The Commercial-News, Danville, IL

Local News

October 20, 2013

Early colonies sanctioned white slave children

Richard Hayes Phillips, Ph.D, discovered that his ancestor, James Hambleton, had been a slave in Westmoreland County, Virginia, for 15 years, and then he began a systematic search for the names of other white children who were acknowledged as slaves. The names of more than 5,000 such kidnapped children have been documented in Court Order books in Maryland and Virginia — and now they are recorded for all to see.

Phillips’ new book, “Without Indentures: Index to White Slave Children in Colonial Court Records (Maryland and Virginia)” provides a heartbreaking look at a portion of American history that has not been addressed.

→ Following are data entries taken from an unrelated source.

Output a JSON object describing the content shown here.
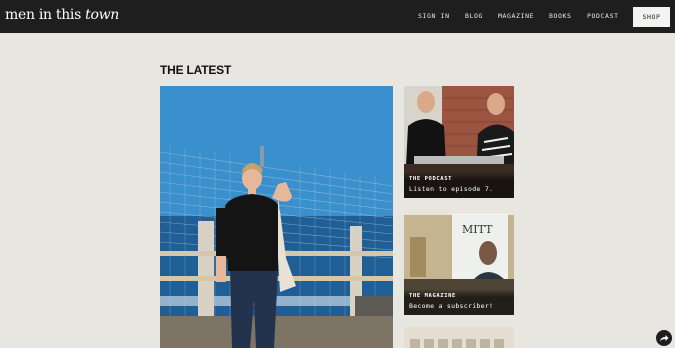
{
  "header": {
    "logo_main": "men in this",
    "logo_italic": "town",
    "nav": [
      "SIGN IN",
      "BLOG",
      "MAGAZINE",
      "BOOKS",
      "PODCAST"
    ],
    "shop_label": "SHOP"
  },
  "main": {
    "heading": "THE LATEST"
  },
  "cards": [
    {
      "kicker": "THE PODCAST",
      "text": "Listen to episode 7."
    },
    {
      "kicker": "THE MAGAZINE",
      "text": "Become a subscriber!",
      "cover_title": "MITT"
    }
  ],
  "icons": {
    "share": "share-arrow-icon"
  },
  "colors": {
    "topbar": "#1e1e1e",
    "page_bg": "#e7e6e1",
    "sky": "#2f86c6",
    "sea": "#1f5f96"
  }
}
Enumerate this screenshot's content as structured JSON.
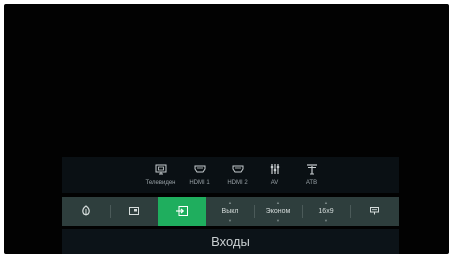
{
  "sources": [
    {
      "label": "Телевиден",
      "icon": "tv-icon"
    },
    {
      "label": "HDMI 1",
      "icon": "hdmi-icon"
    },
    {
      "label": "HDMI 2",
      "icon": "hdmi-icon"
    },
    {
      "label": "AV",
      "icon": "av-icon"
    },
    {
      "label": "АТВ",
      "icon": "antenna-icon"
    }
  ],
  "toolbar": {
    "active_item": "input",
    "picture_mode_value": "Выкл",
    "energy_value": "Эконом",
    "aspect_value": "16x9"
  },
  "panel_title": "Входы",
  "colors": {
    "accent_green": "#1fae5e",
    "toolbar_bg": "#2e3e3d",
    "screen_bg": "#020202"
  }
}
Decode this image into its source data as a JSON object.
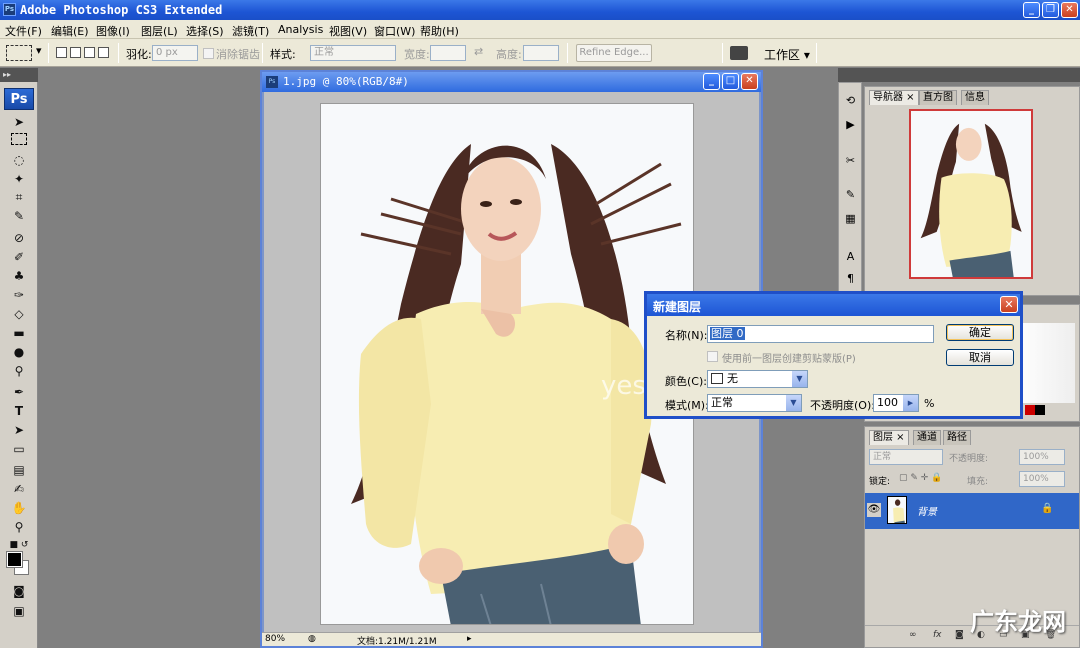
{
  "window": {
    "title": "Adobe Photoshop CS3 Extended",
    "min": "_",
    "restore": "❐",
    "close": "✕"
  },
  "menu": [
    "文件(F)",
    "编辑(E)",
    "图像(I)",
    "图层(L)",
    "选择(S)",
    "滤镜(T)",
    "Analysis",
    "视图(V)",
    "窗口(W)",
    "帮助(H)"
  ],
  "options": {
    "feather_label": "羽化:",
    "feather_value": "0 px",
    "antialias_label": "消除锯齿",
    "style_label": "样式:",
    "style_value": "正常",
    "width_label": "宽度:",
    "height_label": "高度:",
    "refine_edge": "Refine Edge...",
    "workspace": "工作区 ▾"
  },
  "document": {
    "title": "1.jpg @ 80%(RGB/8#)",
    "zoom": "80%",
    "docsize": "文档:1.21M/1.21M"
  },
  "navigator": {
    "tabs": [
      "导航器 ×",
      "直方图",
      "信息"
    ]
  },
  "layers": {
    "tabs": [
      "图层 ×",
      "通道",
      "路径"
    ],
    "blend_mode": "正常",
    "opacity_label": "不透明度:",
    "opacity_value": "100%",
    "lock_label": "锁定:",
    "fill_label": "填充:",
    "fill_value": "100%",
    "layer_name": "背景",
    "footer_icons": [
      "链接",
      "fx",
      "蒙版",
      "调整",
      "组",
      "新建",
      "删除"
    ]
  },
  "dialog": {
    "title": "新建图层",
    "name_label": "名称(N):",
    "name_value": "图层 0",
    "clip_label": "使用前一图层创建剪贴蒙版(P)",
    "color_label": "颜色(C):",
    "color_value": "无",
    "mode_label": "模式(M):",
    "mode_value": "正常",
    "opacity_label": "不透明度(O):",
    "opacity_value": "100",
    "opacity_unit": "%",
    "ok": "确定",
    "cancel": "取消"
  },
  "watermark": "广东龙网",
  "canvas_watermark": "yesky 天极网"
}
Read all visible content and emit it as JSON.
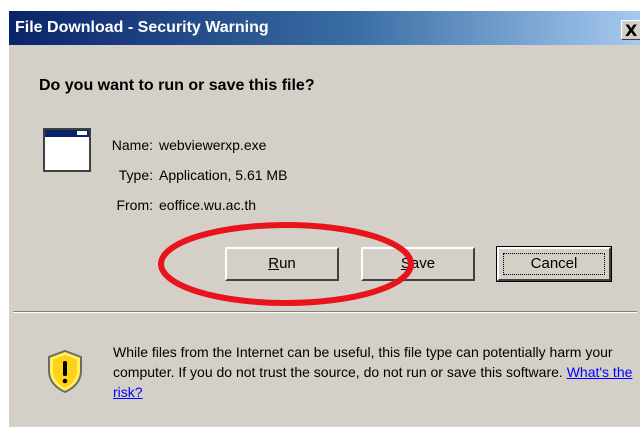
{
  "window": {
    "title": "File Download - Security Warning",
    "close_glyph": "X"
  },
  "main": {
    "question": "Do you want to run or save this file?",
    "file_icon": "application-window-icon",
    "fields": {
      "name_label": "Name:",
      "name_value": "webviewerxp.exe",
      "type_label": "Type:",
      "type_value": "Application, 5.61 MB",
      "from_label": "From:",
      "from_value": "eoffice.wu.ac.th"
    }
  },
  "buttons": {
    "run_prefix": "R",
    "run_rest": "un",
    "save_prefix": "S",
    "save_rest": "ave",
    "cancel_label": "Cancel"
  },
  "warning": {
    "icon": "shield-warning-icon",
    "text": "While files from the Internet can be useful, this file type can potentially harm your computer. If you do not trust the source, do not run or save this software.",
    "link": "What's the risk?"
  },
  "annotation": {
    "color": "#e8141b"
  },
  "colors": {
    "dialog_bg": "#d4d0c8",
    "title_start": "#0a246a",
    "title_end": "#a6caf0",
    "link": "#0000ff"
  }
}
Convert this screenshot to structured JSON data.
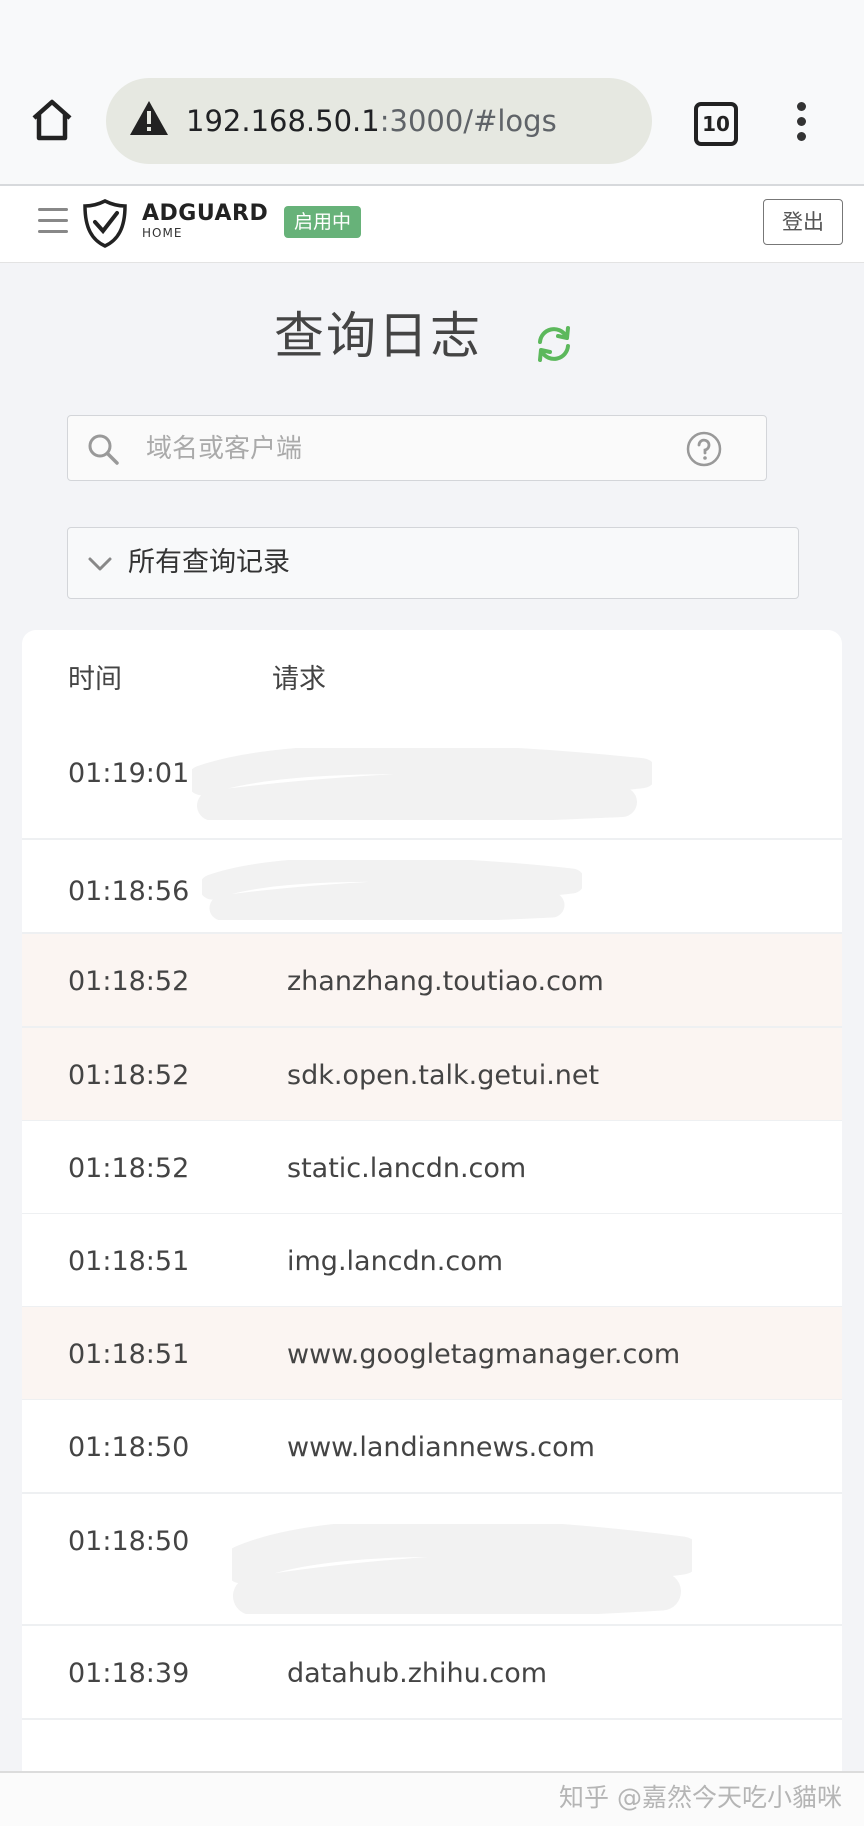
{
  "browser": {
    "url_host": "192.168.50.1",
    "url_rest": ":3000/#logs",
    "tab_count": "10"
  },
  "app": {
    "logo_main": "ADGUARD",
    "logo_sub": "HOME",
    "status_badge": "启用中",
    "logout_label": "登出"
  },
  "page": {
    "title": "查询日志"
  },
  "search": {
    "placeholder": "域名或客户端"
  },
  "filter": {
    "selected": "所有查询记录"
  },
  "table": {
    "headers": {
      "time": "时间",
      "request": "请求"
    },
    "rows": [
      {
        "time": "01:19:01",
        "domain": "",
        "blocked": false
      },
      {
        "time": "01:18:56",
        "domain": "",
        "blocked": false
      },
      {
        "time": "01:18:52",
        "domain": "zhanzhang.toutiao.com",
        "blocked": true
      },
      {
        "time": "01:18:52",
        "domain": "sdk.open.talk.getui.net",
        "blocked": true
      },
      {
        "time": "01:18:52",
        "domain": "static.lancdn.com",
        "blocked": false
      },
      {
        "time": "01:18:51",
        "domain": "img.lancdn.com",
        "blocked": false
      },
      {
        "time": "01:18:51",
        "domain": "www.googletagmanager.com",
        "blocked": true
      },
      {
        "time": "01:18:50",
        "domain": "www.landiannews.com",
        "blocked": false
      },
      {
        "time": "01:18:50",
        "domain": "",
        "blocked": false
      },
      {
        "time": "01:18:39",
        "domain": "datahub.zhihu.com",
        "blocked": false
      }
    ]
  },
  "watermark": "知乎 @嘉然今天吃小貓咪",
  "colors": {
    "accent_green": "#67b279",
    "blocked_row": "#fbf5f2",
    "refresh_green": "#5cb85c"
  }
}
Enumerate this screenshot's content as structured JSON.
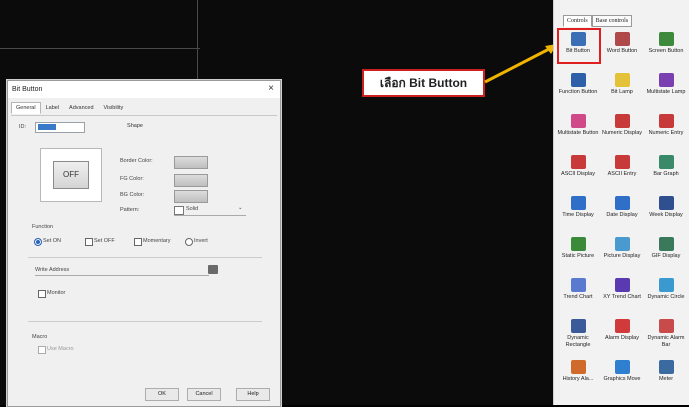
{
  "dialog": {
    "title": "Bit Button",
    "close": "×",
    "tabs": [
      "General",
      "Label",
      "Advanced",
      "Visibility"
    ],
    "id_label": "ID:",
    "shape_label": "Shape",
    "preview_label": "OFF",
    "border_color_label": "Border Color:",
    "fg_color_label": "FG Color:",
    "bg_color_label": "BG Color:",
    "pattern_label": "Pattern:",
    "pattern_value": "Solid",
    "function_label": "Function",
    "functions": [
      "Set ON",
      "Set OFF",
      "Momentary",
      "Invert"
    ],
    "function_selected": "Set ON",
    "write_address_label": "Write Address",
    "monitor_label": "Monitor",
    "macro_label": "Macro",
    "use_macro_label": "Use Macro",
    "ok_label": "OK",
    "cancel_label": "Cancel",
    "help_label": "Help"
  },
  "callout": {
    "text": "เลือก Bit Button",
    "arrow_color": "#f0b400"
  },
  "panel": {
    "tabs": [
      "Controls",
      "Base controls"
    ],
    "items": [
      {
        "label": "Bit Button",
        "icon": "bit-button-icon",
        "color": "#3a6fb5"
      },
      {
        "label": "Word Button",
        "icon": "word-button-icon",
        "color": "#b04a4a"
      },
      {
        "label": "Screen Button",
        "icon": "screen-button-icon",
        "color": "#3d8a3d"
      },
      {
        "label": "Function Button",
        "icon": "function-button-icon",
        "color": "#2f5fa8"
      },
      {
        "label": "Bit Lamp",
        "icon": "bit-lamp-icon",
        "color": "#e3c23a"
      },
      {
        "label": "Multistate Lamp",
        "icon": "multistate-lamp-icon",
        "color": "#7a3fb0"
      },
      {
        "label": "Multistate Button",
        "icon": "multistate-button-icon",
        "color": "#d04a8a"
      },
      {
        "label": "Numeric Display",
        "icon": "numeric-display-icon",
        "color": "#c83a3a"
      },
      {
        "label": "Numeric Entry",
        "icon": "numeric-entry-icon",
        "color": "#c83a3a"
      },
      {
        "label": "ASCII Display",
        "icon": "ascii-display-icon",
        "color": "#c83a3a"
      },
      {
        "label": "ASCII Entry",
        "icon": "ascii-entry-icon",
        "color": "#c83a3a"
      },
      {
        "label": "Bar Graph",
        "icon": "bar-graph-icon",
        "color": "#3a8a6a"
      },
      {
        "label": "Time Display",
        "icon": "time-display-icon",
        "color": "#2f6fc8"
      },
      {
        "label": "Date Display",
        "icon": "date-display-icon",
        "color": "#2f6fc8"
      },
      {
        "label": "Week Display",
        "icon": "week-display-icon",
        "color": "#2f4f8f"
      },
      {
        "label": "Static Picture",
        "icon": "static-picture-icon",
        "color": "#3a8a3a"
      },
      {
        "label": "Picture Display",
        "icon": "picture-display-icon",
        "color": "#4a9ad0"
      },
      {
        "label": "GIF Display",
        "icon": "gif-display-icon",
        "color": "#3a7a5a"
      },
      {
        "label": "Trend Chart",
        "icon": "trend-chart-icon",
        "color": "#5a7ad0"
      },
      {
        "label": "XY Trend Chart",
        "icon": "xy-trend-chart-icon",
        "color": "#5a3ab0"
      },
      {
        "label": "Dynamic Circle",
        "icon": "dynamic-circle-icon",
        "color": "#3a9ad0"
      },
      {
        "label": "Dynamic Rectangle",
        "icon": "dynamic-rectangle-icon",
        "color": "#3a5a9a"
      },
      {
        "label": "Alarm Display",
        "icon": "alarm-display-icon",
        "color": "#d03a3a"
      },
      {
        "label": "Dynamic Alarm Bar",
        "icon": "dynamic-alarm-bar-icon",
        "color": "#c84a4a"
      },
      {
        "label": "History Ala...",
        "icon": "history-alarm-icon",
        "color": "#d06a2a"
      },
      {
        "label": "Graphics Move",
        "icon": "graphics-move-icon",
        "color": "#2f7fd0"
      },
      {
        "label": "Meter",
        "icon": "meter-icon",
        "color": "#3a6aa0"
      }
    ]
  }
}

Many emigrants who came to the American colonies came as “indentured,” agreeing to work for a master for a specified number of years in exchange for passage. However, many white children were kidnapped and brought to the colonies without such an indenture.

Extant Court Order books have been examined for the Maryland counties of Anne Arundel, Somerset, Talbot, Queen Anne, Kent, Cecil, Dorchester, Baltimore, Prince George, and Charles.

Virginia Court Order books have been examined for the counties of Northampton, Accomack, Stafford, Westmoreland, Northumberland, Lancaster, Old Rappahannock, Richmond, Essex, Middlesex, York, Charles City, Henrico, Surry, Isle of Wight, Norfolk, and Princess Anne.

The book’s index includes the names of each child in these counties, the date he or she appeared in court, the age assigned by the judge, and the name of the owner. The indexes to “Gentleman Justices and Worshippfull Commissioners” (often the judges of the courts) include the names of the white slave children they owned. There is also an index to ship captains (each with name of ship, county, and year/s of arrival) and an index to ship arrivals (with name of each ship accompanied by county and year/s). The Appendix, Jacobite Rebels, includes the names of the 281 Jacobite rebels (“not all Scottish”) who were shipped without indentures to Maryland and Virginia. The Notes provide specific sources, including many websites.